Johnny and Mary
Le 13/01/10 à 15:43 par XP
Hommage à John Fante
Patrice était un gars nerveux, court sur pattes et doté d’une intelligence située bien en deçà de la moyenne européenne…
Il postillonnait aux visages des gens, quand il les entretenait de choses qui lui tenaient à cœur…A deux mètres d’eux, ils sentaient déjà son alcool, ce qui ne le dissuadait pas de les coller pour mieux se faire comprendre et serrer leurs clavicules sitôt qu’il atteignait le cœur de son récit, à la manière orientale….Moi, je hais les tactiles et n’en démordrais jamais, l’humanité se divise en deux camps : les bons et les mauvais, ceux qui touchent et ceux qui restent à leur place. ..Je ne veux pas que des gens m’envoient leurs miasmes en pleine gueule et ne veux les frôler avant d’en avoir fait le tour, et cela sans doute parce que je tiens l’homme pour un grand mystère, une forêt vierge au cœur de laquelle, sauf exception, il ne faut pas aller….Un proverbe Allemand nous apprend que le Diable se tient dans les détails, et je crois bien que rien ne dévoile mieux sa présence que les envies d’embrassades, les pincements de clavicules, les microbes lancés en pleine figure et les serments d’amour tombés trop tôt; comme la voix d’un chanteur d’orchestre qui ne connaît pas la musique et ne suit pas les musiciens derrière le rideau.
Dans une large mesure pour me foutre de sa gueule, j’ai offert un jour à Patrice un chien. C’était un Rottweiler qu’il s’est empressé d’appeler Johnny…. Cette bête était un monstre, et je l’ai vu de mes yeux choper à la gorge un Danois grand comme un veau, le retourner, le faire couiner comme s’il s’agissait d’un mulot coincé par un balai brosse dans une maison de campagne et l’enculer comme s’il faisait ça tous les jours…Avec un peu d’imagination, on aurait pu se figurer qu’il fumait une clope, le chien, tant ça semblait lui en toucher une sans faire bouger l’autre, que de sodomiser ce clebs trois fois grand comme lui….Johnny était un chien pédé… Le soir où j’ai tendu le panier à Patrice pour le lui offrir, sa sœur avait préalablement placé sous le coussin du futur serial fucker un forfait de douze séances dans un centre de dressage réputé, mais ce fut de l’argent balancé par les fenêtres : la deuxième fois, il fit celui qui ne voulait pas se battre pour qu’on le raccompagne au vestiaire et quand ils y furent seuls tout les deux, il se jeta sur le moniteur pour le sodomiser derrière une armoire… Il était intelligent, Johnny…

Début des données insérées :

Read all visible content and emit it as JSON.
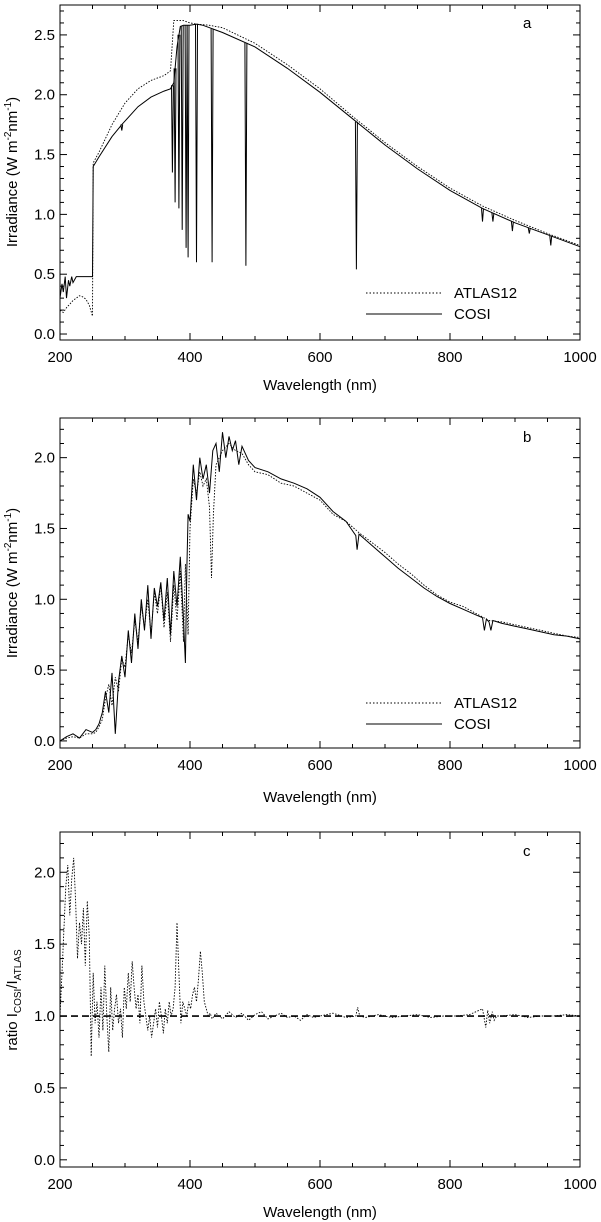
{
  "chart_data": [
    {
      "type": "line",
      "panel_letter": "a",
      "xlabel": "Wavelength (nm)",
      "ylabel": {
        "main": "Irradiance (W m",
        "sup1": "-2",
        "mid": "nm",
        "sup2": "-1",
        "tail": ")"
      },
      "xlim": [
        200,
        1000
      ],
      "ylim": [
        -0.05,
        2.75
      ],
      "xticks": [
        200,
        400,
        600,
        800,
        1000
      ],
      "yticks": [
        0.0,
        0.5,
        1.0,
        1.5,
        2.0,
        2.5
      ],
      "yticklabels": [
        "0.0",
        "0.5",
        "1.0",
        "1.5",
        "2.0",
        "2.5"
      ],
      "legend_position": "bottom-right",
      "series": [
        {
          "name": "ATLAS12",
          "style": "dotted",
          "x": [
            200,
            205,
            210,
            215,
            220,
            225,
            230,
            235,
            240,
            245,
            250,
            251,
            260,
            280,
            300,
            320,
            340,
            360,
            365,
            370,
            375,
            380,
            390,
            400,
            410,
            430,
            450,
            500,
            550,
            600,
            650,
            700,
            750,
            800,
            850,
            900,
            950,
            1000
          ],
          "y": [
            0.2,
            0.18,
            0.22,
            0.25,
            0.28,
            0.3,
            0.32,
            0.31,
            0.29,
            0.24,
            0.15,
            1.43,
            1.52,
            1.75,
            1.93,
            2.05,
            2.12,
            2.16,
            2.18,
            2.2,
            2.62,
            2.62,
            2.62,
            2.6,
            2.59,
            2.58,
            2.56,
            2.43,
            2.25,
            2.05,
            1.82,
            1.6,
            1.4,
            1.22,
            1.07,
            0.95,
            0.84,
            0.74
          ]
        },
        {
          "name": "COSI",
          "style": "solid",
          "x": [
            200,
            203,
            205,
            208,
            210,
            213,
            215,
            218,
            220,
            225,
            230,
            240,
            249,
            250,
            251,
            260,
            280,
            295,
            300,
            320,
            340,
            360,
            370,
            375,
            380,
            385,
            390,
            395,
            400,
            410,
            420,
            430,
            440,
            450,
            500,
            550,
            600,
            650,
            700,
            750,
            800,
            850,
            900,
            950,
            1000
          ],
          "y": [
            0.3,
            0.42,
            0.35,
            0.48,
            0.3,
            0.45,
            0.4,
            0.48,
            0.43,
            0.48,
            0.48,
            0.48,
            0.48,
            0.48,
            1.4,
            1.48,
            1.65,
            1.75,
            1.78,
            1.9,
            1.98,
            2.03,
            2.05,
            2.1,
            2.4,
            2.57,
            2.58,
            2.58,
            2.58,
            2.59,
            2.58,
            2.56,
            2.54,
            2.52,
            2.4,
            2.22,
            2.02,
            1.8,
            1.58,
            1.38,
            1.2,
            1.05,
            0.93,
            0.83,
            0.73
          ]
        }
      ],
      "absorption_lines": [
        {
          "x": 295,
          "y": 1.7
        },
        {
          "x": 373,
          "y": 1.35
        },
        {
          "x": 377,
          "y": 1.1
        },
        {
          "x": 383,
          "y": 1.05
        },
        {
          "x": 388,
          "y": 0.87
        },
        {
          "x": 394,
          "y": 0.72
        },
        {
          "x": 397,
          "y": 0.64
        },
        {
          "x": 410,
          "y": 0.6
        },
        {
          "x": 434,
          "y": 0.6
        },
        {
          "x": 486,
          "y": 0.57
        },
        {
          "x": 656,
          "y": 0.54
        },
        {
          "x": 850,
          "y": 0.94
        },
        {
          "x": 866,
          "y": 0.94
        },
        {
          "x": 896,
          "y": 0.86
        },
        {
          "x": 922,
          "y": 0.84
        },
        {
          "x": 955,
          "y": 0.74
        }
      ]
    },
    {
      "type": "line",
      "panel_letter": "b",
      "xlabel": "Wavelength (nm)",
      "ylabel": {
        "main": "Irradiance (W m",
        "sup1": "-2",
        "mid": "nm",
        "sup2": "-1",
        "tail": ")"
      },
      "xlim": [
        200,
        1000
      ],
      "ylim": [
        -0.05,
        2.28
      ],
      "xticks": [
        200,
        400,
        600,
        800,
        1000
      ],
      "yticks": [
        0.0,
        0.5,
        1.0,
        1.5,
        2.0
      ],
      "yticklabels": [
        "0.0",
        "0.5",
        "1.0",
        "1.5",
        "2.0"
      ],
      "legend_position": "bottom-right",
      "series": [
        {
          "name": "ATLAS12",
          "style": "dotted",
          "x": [
            200,
            210,
            220,
            230,
            240,
            250,
            255,
            260,
            265,
            270,
            275,
            280,
            285,
            290,
            295,
            300,
            305,
            310,
            315,
            320,
            325,
            330,
            335,
            340,
            345,
            350,
            355,
            360,
            365,
            370,
            375,
            380,
            385,
            390,
            393,
            397,
            400,
            405,
            410,
            415,
            420,
            425,
            430,
            433,
            436,
            440,
            445,
            450,
            460,
            470,
            480,
            490,
            500,
            520,
            540,
            560,
            580,
            600,
            620,
            640,
            660,
            680,
            700,
            720,
            740,
            760,
            780,
            800,
            820,
            840,
            860,
            880,
            900,
            920,
            940,
            960,
            980,
            1000
          ],
          "y": [
            0.0,
            0.02,
            0.03,
            0.02,
            0.05,
            0.05,
            0.06,
            0.1,
            0.15,
            0.3,
            0.4,
            0.25,
            0.45,
            0.35,
            0.58,
            0.52,
            0.75,
            0.62,
            0.85,
            0.7,
            0.95,
            0.8,
            1.0,
            0.75,
            1.05,
            0.9,
            1.1,
            0.8,
            1.05,
            0.7,
            1.1,
            0.85,
            1.2,
            0.7,
            1.25,
            0.75,
            1.5,
            1.85,
            1.75,
            1.9,
            1.8,
            1.85,
            1.65,
            1.15,
            1.6,
            1.95,
            2.0,
            2.05,
            2.1,
            2.05,
            2.03,
            1.95,
            1.9,
            1.88,
            1.82,
            1.8,
            1.75,
            1.7,
            1.6,
            1.55,
            1.47,
            1.4,
            1.33,
            1.25,
            1.18,
            1.1,
            1.03,
            0.98,
            0.95,
            0.9,
            0.85,
            0.84,
            0.82,
            0.8,
            0.78,
            0.76,
            0.74,
            0.73
          ]
        },
        {
          "name": "COSI",
          "style": "solid",
          "x": [
            200,
            210,
            220,
            230,
            240,
            250,
            255,
            260,
            265,
            270,
            275,
            280,
            285,
            290,
            295,
            300,
            305,
            310,
            315,
            320,
            325,
            330,
            335,
            340,
            345,
            350,
            355,
            360,
            365,
            370,
            375,
            380,
            385,
            390,
            393,
            395,
            397,
            400,
            405,
            410,
            415,
            420,
            425,
            430,
            435,
            440,
            445,
            450,
            455,
            460,
            465,
            470,
            475,
            480,
            490,
            500,
            520,
            540,
            560,
            580,
            600,
            620,
            640,
            655,
            657,
            660,
            680,
            700,
            720,
            740,
            760,
            780,
            800,
            820,
            840,
            850,
            853,
            856,
            860,
            863,
            866,
            880,
            900,
            920,
            940,
            960,
            980,
            1000
          ],
          "y": [
            0.0,
            0.03,
            0.05,
            0.02,
            0.08,
            0.06,
            0.08,
            0.12,
            0.2,
            0.35,
            0.2,
            0.48,
            0.05,
            0.42,
            0.6,
            0.45,
            0.78,
            0.55,
            0.9,
            0.65,
            1.0,
            0.78,
            1.1,
            0.72,
            1.08,
            0.95,
            1.12,
            0.85,
            1.15,
            0.75,
            1.2,
            0.95,
            1.3,
            0.85,
            0.55,
            1.2,
            1.6,
            1.55,
            1.95,
            1.7,
            2.0,
            1.85,
            1.95,
            1.75,
            2.05,
            2.1,
            1.9,
            2.18,
            2.0,
            2.15,
            2.05,
            2.12,
            1.95,
            2.08,
            1.98,
            1.93,
            1.9,
            1.85,
            1.82,
            1.78,
            1.72,
            1.62,
            1.55,
            1.45,
            1.35,
            1.46,
            1.38,
            1.3,
            1.22,
            1.15,
            1.08,
            1.02,
            0.97,
            0.93,
            0.89,
            0.87,
            0.78,
            0.86,
            0.84,
            0.78,
            0.85,
            0.83,
            0.81,
            0.79,
            0.77,
            0.75,
            0.74,
            0.72
          ]
        }
      ]
    },
    {
      "type": "line",
      "panel_letter": "c",
      "xlabel": "Wavelength (nm)",
      "ylabel": {
        "main": "ratio I",
        "sub1": "COSI",
        "mid": "/I",
        "sub2": "ATLAS"
      },
      "xlim": [
        200,
        1000
      ],
      "ylim": [
        -0.05,
        2.28
      ],
      "xticks": [
        200,
        400,
        600,
        800,
        1000
      ],
      "yticks": [
        0.0,
        0.5,
        1.0,
        1.5,
        2.0
      ],
      "yticklabels": [
        "0.0",
        "0.5",
        "1.0",
        "1.5",
        "2.0"
      ],
      "series": [
        {
          "name": "",
          "style": "dotted",
          "x": [
            200,
            203,
            206,
            209,
            212,
            215,
            218,
            221,
            224,
            227,
            230,
            233,
            236,
            239,
            242,
            245,
            248,
            251,
            254,
            257,
            260,
            263,
            266,
            269,
            272,
            275,
            278,
            281,
            284,
            287,
            290,
            293,
            296,
            299,
            302,
            305,
            308,
            311,
            314,
            317,
            320,
            323,
            326,
            329,
            332,
            335,
            338,
            341,
            344,
            347,
            350,
            353,
            356,
            359,
            362,
            365,
            368,
            371,
            374,
            377,
            380,
            383,
            386,
            389,
            392,
            395,
            398,
            401,
            404,
            407,
            410,
            413,
            416,
            419,
            422,
            425,
            428,
            431,
            434,
            437,
            440,
            445,
            450,
            460,
            470,
            480,
            490,
            500,
            510,
            520,
            530,
            540,
            550,
            560,
            570,
            580,
            590,
            600,
            620,
            640,
            655,
            658,
            661,
            670,
            690,
            710,
            730,
            750,
            770,
            790,
            810,
            830,
            850,
            855,
            858,
            861,
            865,
            868,
            872,
            880,
            900,
            920,
            940,
            960,
            980,
            1000
          ],
          "y": [
            1.0,
            1.3,
            1.6,
            1.9,
            2.05,
            1.7,
            1.95,
            2.1,
            1.8,
            1.4,
            1.65,
            1.5,
            1.75,
            1.35,
            1.8,
            1.55,
            0.72,
            1.3,
            0.95,
            1.1,
            0.85,
            1.2,
            0.9,
            1.35,
            1.0,
            0.75,
            1.2,
            0.9,
            1.05,
            1.15,
            0.95,
            1.05,
            0.85,
            1.2,
            1.05,
            1.3,
            1.1,
            1.38,
            1.2,
            1.05,
            1.15,
            0.95,
            1.35,
            1.1,
            1.0,
            0.9,
            1.0,
            0.85,
            0.95,
            1.05,
            0.92,
            1.1,
            1.0,
            0.88,
            1.05,
            0.95,
            1.1,
            1.0,
            1.05,
            1.2,
            1.65,
            1.3,
            0.95,
            1.1,
            1.05,
            1.0,
            1.1,
            1.05,
            1.15,
            1.2,
            1.1,
            1.25,
            1.45,
            1.3,
            1.1,
            1.05,
            1.0,
            1.02,
            0.98,
            1.0,
            1.02,
            1.0,
            0.98,
            1.03,
            0.99,
            1.02,
            0.97,
            1.01,
            1.03,
            0.98,
            1.0,
            1.02,
            0.99,
            1.0,
            0.97,
            1.01,
            0.99,
            1.0,
            1.02,
            0.99,
            1.0,
            1.06,
            1.0,
            0.99,
            1.01,
            0.99,
            1.0,
            1.01,
            0.99,
            1.0,
            1.0,
            1.01,
            1.05,
            0.92,
            1.04,
            0.95,
            1.03,
            0.97,
            1.0,
            1.0,
            1.01,
            0.99,
            1.0,
            1.0,
            1.01,
            1.0
          ],
          "reference_line": 1.0
        }
      ]
    }
  ]
}
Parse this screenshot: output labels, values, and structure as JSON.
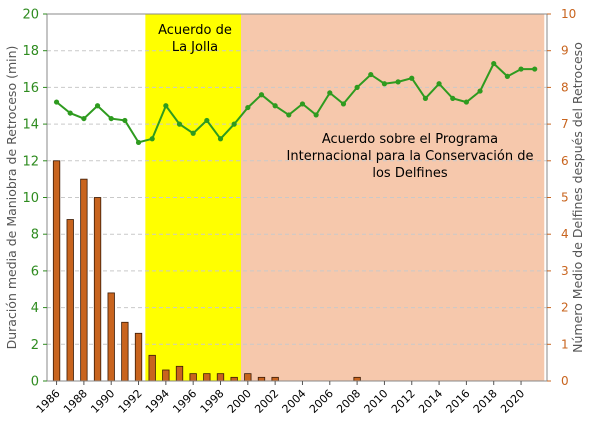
{
  "chart_data": {
    "type": "bar+line",
    "title": "",
    "xlabel": "",
    "ylabel_left": "Duración media de Maniobra de Retroceso (min)",
    "ylabel_right": "Número Medio de Delfines después del Retroceso",
    "ylim_left": [
      0,
      20
    ],
    "ylim_right": [
      0,
      10
    ],
    "yticks_left": [
      0,
      2,
      4,
      6,
      8,
      10,
      12,
      14,
      16,
      18,
      20
    ],
    "yticks_right": [
      0,
      1,
      2,
      3,
      4,
      5,
      6,
      7,
      8,
      9,
      10
    ],
    "xticks": [
      1986,
      1988,
      1990,
      1992,
      1994,
      1996,
      1998,
      2000,
      2002,
      2004,
      2006,
      2008,
      2010,
      2012,
      2014,
      2016,
      2018,
      2020
    ],
    "grid": "horizontal dashed",
    "years": [
      1986,
      1987,
      1988,
      1989,
      1990,
      1991,
      1992,
      1993,
      1994,
      1995,
      1996,
      1997,
      1998,
      1999,
      2000,
      2001,
      2002,
      2003,
      2004,
      2005,
      2006,
      2007,
      2008,
      2009,
      2010,
      2011,
      2012,
      2013,
      2014,
      2015,
      2016,
      2017,
      2018,
      2019,
      2020,
      2021
    ],
    "series": [
      {
        "axis": "right",
        "kind": "bar",
        "color": "#c8641e",
        "values": [
          6.0,
          4.4,
          5.5,
          5.0,
          2.4,
          1.6,
          1.3,
          0.7,
          0.3,
          0.4,
          0.2,
          0.2,
          0.2,
          0.1,
          0.2,
          0.1,
          0.1,
          0,
          0,
          0,
          0,
          0,
          0.1,
          0,
          0,
          0,
          0,
          0,
          0,
          0,
          0,
          0,
          0,
          0,
          0,
          0
        ]
      },
      {
        "axis": "left",
        "kind": "line",
        "color": "#2e9b1f",
        "values": [
          15.2,
          14.6,
          14.3,
          15.0,
          14.3,
          14.2,
          13.0,
          13.2,
          15.0,
          14.0,
          13.5,
          14.2,
          13.2,
          14.0,
          14.9,
          15.6,
          15.0,
          14.5,
          15.1,
          14.5,
          15.7,
          15.1,
          16.0,
          16.7,
          16.2,
          16.3,
          16.5,
          15.4,
          16.2,
          15.4,
          15.2,
          15.8,
          17.3,
          16.6,
          17.0,
          17.0
        ]
      }
    ],
    "regions": [
      {
        "from": 1992.5,
        "to": 1999.5,
        "color": "#ffff00",
        "label": [
          "Acuerdo de",
          "La Jolla"
        ]
      },
      {
        "from": 1999.5,
        "to": 2021.7,
        "color": "#f6c8ac",
        "label": [
          "Acuerdo sobre el Programa",
          "Internacional para la Conservación de",
          "los Delfines"
        ]
      }
    ]
  }
}
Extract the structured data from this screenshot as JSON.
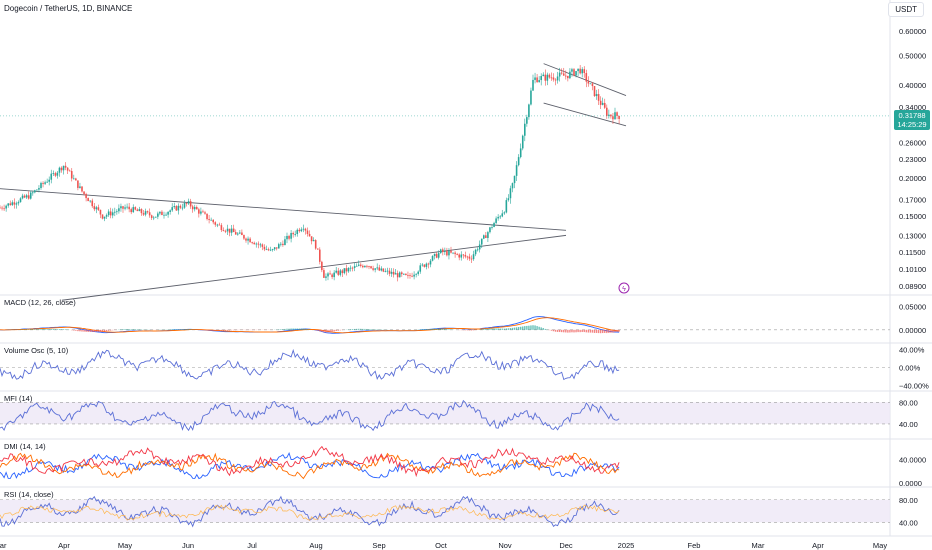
{
  "header": {
    "symbol_title": "Dogecoin / TetherUS, 1D, BINANCE",
    "currency_button": "USDT"
  },
  "price_tag": {
    "price": "0.31788",
    "countdown": "14:25:29"
  },
  "panes": {
    "macd": {
      "label": "MACD (12, 26, close)",
      "ticks": [
        "0.05000",
        "0.00000"
      ]
    },
    "volume_osc": {
      "label": "Volume Osc (5, 10)",
      "ticks": [
        "40.00%",
        "0.00%",
        "−40.00%"
      ]
    },
    "mfi": {
      "label": "MFI (14)",
      "ticks": [
        "80.00",
        "40.00"
      ]
    },
    "dmi": {
      "label": "DMI (14, 14)",
      "ticks": [
        "40.0000",
        "0.0000"
      ]
    },
    "rsi": {
      "label": "RSI (14, close)",
      "ticks": [
        "80.00",
        "40.00"
      ]
    }
  },
  "colors": {
    "up": "#26a69a",
    "down": "#ef5350",
    "macd_line": "#2962ff",
    "signal_line": "#ff6d00",
    "osc_line": "#5b6fd6",
    "band_fill": "#ede7f6",
    "dmi_plus": "#2962ff",
    "dmi_minus": "#ff6d00",
    "adx": "#f23645"
  },
  "chart_data": {
    "type": "candlestick",
    "x_ticks": [
      "Mar",
      "Apr",
      "May",
      "Jun",
      "Jul",
      "Aug",
      "Sep",
      "Oct",
      "Nov",
      "Dec",
      "2025",
      "Feb",
      "Mar",
      "Apr",
      "May"
    ],
    "y_ticks": [
      "0.60000",
      "0.50000",
      "0.40000",
      "0.34000",
      "0.26000",
      "0.23000",
      "0.20000",
      "0.17000",
      "0.15000",
      "0.13000",
      "0.11500",
      "0.10100",
      "0.08900"
    ],
    "y_scale": "log",
    "last_price": 0.31788,
    "price_path": [
      [
        "Mar",
        0.16
      ],
      [
        "Mar 15",
        0.175
      ],
      [
        "Apr",
        0.22
      ],
      [
        "Apr 10",
        0.18
      ],
      [
        "Apr 20",
        0.15
      ],
      [
        "May",
        0.16
      ],
      [
        "May 15",
        0.15
      ],
      [
        "Jun",
        0.165
      ],
      [
        "Jun 15",
        0.14
      ],
      [
        "Jul",
        0.125
      ],
      [
        "Jul 10",
        0.115
      ],
      [
        "Jul 25",
        0.14
      ],
      [
        "Aug",
        0.12
      ],
      [
        "Aug 5",
        0.095
      ],
      [
        "Aug 25",
        0.105
      ],
      [
        "Sep",
        0.1
      ],
      [
        "Sep 15",
        0.095
      ],
      [
        "Oct",
        0.115
      ],
      [
        "Oct 15",
        0.11
      ],
      [
        "Oct 25",
        0.14
      ],
      [
        "Nov",
        0.16
      ],
      [
        "Nov 5",
        0.19
      ],
      [
        "Nov 15",
        0.42
      ],
      [
        "Dec",
        0.43
      ],
      [
        "Dec 8",
        0.45
      ],
      [
        "Dec 15",
        0.38
      ],
      [
        "Dec 22",
        0.32
      ],
      [
        "Dec 28",
        0.31788
      ]
    ],
    "trendlines": [
      {
        "from": [
          "Feb 28",
          0.185
        ],
        "to": [
          "Dec 1",
          0.135
        ]
      },
      {
        "from": [
          "Mar 30",
          0.08
        ],
        "to": [
          "Dec 1",
          0.13
        ]
      },
      {
        "from": [
          "Nov 20",
          0.47
        ],
        "to": [
          "Jan 1",
          0.37
        ]
      },
      {
        "from": [
          "Nov 20",
          0.35
        ],
        "to": [
          "Jan 1",
          0.295
        ]
      }
    ]
  }
}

Vous ne pouvez pas vous figurer à quoi ressemblait la bite à Johnny…Si j’osais une métaphore, je vous dirais qu’elle était en proportions identique aux salières métalliques qui sont sur les tables des restaurants bobos de Paris, font de la lumière quand on les manœuvre et donnent l’impression, quand on s’en sert, que l’on est Dark Vador et que l’on dîne avec Jabba le Hutt.
Les gens qui ne connaissaient pas Johnny et lui parlaient gentiment, il les fixait d’abord dans les yeux en remuant la queue, leur léchait ensuite les mains tout en sortant la salière métallique avant de coller son museau sur le visage de l‘ami des bêtes, et tout cela sous le regard sardonique d’un Patrice qui finissait par rappeler son chien. Quand les circonstances s’y prêtaient, il leur expliquait qu’il était bien fatigué, qu’il apprécierait beaucoup qu’un autre se charge de le sortir pour le faire pisser, et son grand plaisir dans la vie était de croiser l’enculé trois jours plus tard, pour lui demander si ça allait…. J’en connais plusieurs qui ont bien voulu rendre service et sont encore en analyse, à l’heure où j’écris ces lignes…
Patrice voyait en Johnny un compagnon taillé pour la lutte et susceptible de l’épauler dans un combat à l’issu duquel seraient remmenés à rien la fracture sociale, intellectuelle et morale qui sépare en deux le genre humain depuis Cro-Magnon, voire le Néandertal…Quand il faisait grief à son prochain de ne pas l’estimer à sa juste mesure où de lui avoir parlé mal un jour, il s’arrangeait pour l’inviter chez lui et le convaincre de sortir Johnny.; c’est ainsi, par exemple, qu’à l’heure des poubelles, on a retrouvé le directeur de l’agence du Crédit Agricole de la rue de Lappe à moitié nu , son costume découpé de bas en haut, du foutre plein la bouche, et tout cela parce qu’il avait eu l’outrecuidance, trois ans plus tôt, de refuser un crédit à Patrice, quand il voulait racheter un night-club-bowling-restaurant sans apport personnel, en province, à trente kilomètres à peine de la ville la plus proche.
Grâce à Johnny, Patrice avait même trouvé du travail. Un emploi de gardien de nuit, dans une zone industrielle…tout allait donc pour le mieux, et comme de bien entendu, ce conte de fée ne pouvait pas durer. Un soir, aux alentours de vingt-trois heures selon la police, des yougoslaves sont sortis d’une Mercedes SE sous les yeux de Johnny et Patrice pour faire un coffre, et le Maître s’est fait défoncer le bide sans que le chien ne réagisse. Pire, il le regardait pendant le carnage en dressant ses oreilles comme s’il s’agissait d’un jeu, et si les voyous ne l’avaient pas aspergé avec une bombe lacrymogène, ils auraient été bien en peine de l’empêcher de prendre la fuite avec eux.
Patrice fut enfermé en hôpital psychiatrique, et Johnny placé chez des paysans de la Beauce moyennant 100 € par mois versés conjointement par la SPA et le service adulte handicapé.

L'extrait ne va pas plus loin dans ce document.